Paul Kaye's Thoros of Myr -- who we've heard so much about -- leads the Brotherhood as he sings "The Rains of Castamere." It's clear that this group is more than our trio of heroes can handle, as Thoros quickly forces them out of hiding. Based on Arya's attitude, she might have gotten a bit too cocky after her success with Jaqen and the escape from Harrenhal. Someone should remind her that it probably isn't the smartest move to challenge random strangers on the road.
Still, that's why we love the younger Stark daughter, and her pluck seems to earn Thoros' respect. He takes the three "young people" to the inn the Brotherhood has taken over, and there Arya again tries to prove how skilled she is. She draws her Harrenhal sword and points it directly in Thoros' face -- again, not a smart move on a normal day -- and he quickly shows her that she's not as good with the weapon as she thinks she is. That doesn't stop Thoros from allowing them to return to their journey -- at least, until the Brotherhood drags the Hound in. It seems that Sandor Clegane has taken to drinking until he passes out since he left King's Landing, and that allowed the Brotherhood to capture him. He unfortunately recognizes Arya as she, Gendry and Hot Pie try to make their exit, and tells Thoros that he has a "Stark b**ch" on his hands.
- Though Bran is the only Stark seen having wolf dreams in "Game of Thrones," both Jon and Arya also have them in the "A Song of Ice and Fire" series. This means that they all are wargs like Orell the wildling. It's unclear if Robb is a warg as well (though he likely is), and Sansa doesn't seem to have the talent since the death of her direwolf, Lady.

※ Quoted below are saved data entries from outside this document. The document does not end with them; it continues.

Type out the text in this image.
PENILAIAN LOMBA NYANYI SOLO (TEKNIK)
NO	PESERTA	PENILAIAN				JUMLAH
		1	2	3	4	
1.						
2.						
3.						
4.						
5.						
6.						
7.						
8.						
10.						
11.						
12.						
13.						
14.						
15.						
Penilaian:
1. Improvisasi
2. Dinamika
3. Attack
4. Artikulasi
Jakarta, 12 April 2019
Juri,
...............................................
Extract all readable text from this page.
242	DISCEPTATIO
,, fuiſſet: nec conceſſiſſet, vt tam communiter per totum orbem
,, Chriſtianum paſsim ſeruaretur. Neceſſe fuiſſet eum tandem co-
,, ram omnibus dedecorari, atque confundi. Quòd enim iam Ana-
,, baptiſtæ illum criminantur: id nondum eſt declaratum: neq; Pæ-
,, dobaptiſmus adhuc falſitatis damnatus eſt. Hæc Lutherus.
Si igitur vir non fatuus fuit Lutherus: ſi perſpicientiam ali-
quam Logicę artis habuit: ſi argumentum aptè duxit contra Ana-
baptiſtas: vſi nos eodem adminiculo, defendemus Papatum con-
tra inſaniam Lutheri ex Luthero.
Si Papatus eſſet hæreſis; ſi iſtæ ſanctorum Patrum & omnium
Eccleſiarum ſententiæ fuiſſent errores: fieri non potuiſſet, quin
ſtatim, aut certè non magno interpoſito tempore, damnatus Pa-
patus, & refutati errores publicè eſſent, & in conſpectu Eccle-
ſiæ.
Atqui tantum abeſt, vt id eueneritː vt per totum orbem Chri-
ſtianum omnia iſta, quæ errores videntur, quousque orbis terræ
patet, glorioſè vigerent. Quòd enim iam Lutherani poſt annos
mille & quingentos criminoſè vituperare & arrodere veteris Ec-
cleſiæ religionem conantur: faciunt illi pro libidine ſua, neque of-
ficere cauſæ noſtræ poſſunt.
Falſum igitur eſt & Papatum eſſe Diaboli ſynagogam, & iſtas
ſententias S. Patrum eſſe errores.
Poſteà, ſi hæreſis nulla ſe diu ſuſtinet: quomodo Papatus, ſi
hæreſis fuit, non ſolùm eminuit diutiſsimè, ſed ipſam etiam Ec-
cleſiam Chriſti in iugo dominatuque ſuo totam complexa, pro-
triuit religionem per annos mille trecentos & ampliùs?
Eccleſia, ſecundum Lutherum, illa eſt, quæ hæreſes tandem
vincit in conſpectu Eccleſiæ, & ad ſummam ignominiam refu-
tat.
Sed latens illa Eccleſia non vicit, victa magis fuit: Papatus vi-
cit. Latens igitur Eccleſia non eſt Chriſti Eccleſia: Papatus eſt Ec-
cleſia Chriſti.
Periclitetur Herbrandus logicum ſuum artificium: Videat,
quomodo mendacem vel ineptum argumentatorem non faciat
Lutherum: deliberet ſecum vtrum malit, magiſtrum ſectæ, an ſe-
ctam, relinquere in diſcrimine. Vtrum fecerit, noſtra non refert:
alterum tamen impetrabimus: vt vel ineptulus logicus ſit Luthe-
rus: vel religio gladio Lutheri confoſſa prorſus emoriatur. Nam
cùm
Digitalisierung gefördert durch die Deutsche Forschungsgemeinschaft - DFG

- Following the events of "A Clash of Kings" when Theon sacks Winterfell, the character's fate isn't addressed in the "A Song of Ice and Fire" series until "A Dance with Dragons." Many believed him to be dead throughout book three, "A Storm of Swords," and book four, "A Feast for Crows," so it's a welcome surprise to see that showrunners David Benioff and D.B. Weiss decided to show what happens with his storyline in Season 3.
- Sansa's love of lemon cakes is frequently mentioned in the "A Song of Ice and Fire" novels, so it was a nice nod to the books when Lady Olenna offers Sansa the tasty treat.
- The question "Where's Rickon?" has been a recurring joke throughout all of "Game of Thrones" -- it even has a hilarious Tumblr. It stems from the fact that Rickon's character isn't very developed and is also rarely seen throughout the series. That's the same in the "A Song of Ice and Fire" books, though there are some good theories about where Rickon is in "A Dance with Dragons." That's why it was so funny to hear Bran ask Osha, "Where's Rickon?" in this episode.
- If "Game of Thrones" had stuck with the books it's based on, then Jojen and Meera Reed would have been introduced in Season 2. Both characters first appear in "A Clash of Kings" before Theon sacks Winterfell. However, it works just as well having them appear in Season 3 to bulk up Bran's storyline.
Jaime of Renly being gay: "It's a shame the [Iron] Throne wasn't made out of cocks, they'd have never got him off it."
Catelyn of hating Jon Snow: "Everything that's happened since then, all this horror that's come to my family, it's all because I couldn't love a motherless child."
Lady Olenna of the current state of Westeros: "Once the cow's been milked there's no squirting the cream back up her udder, so here we are to see things through."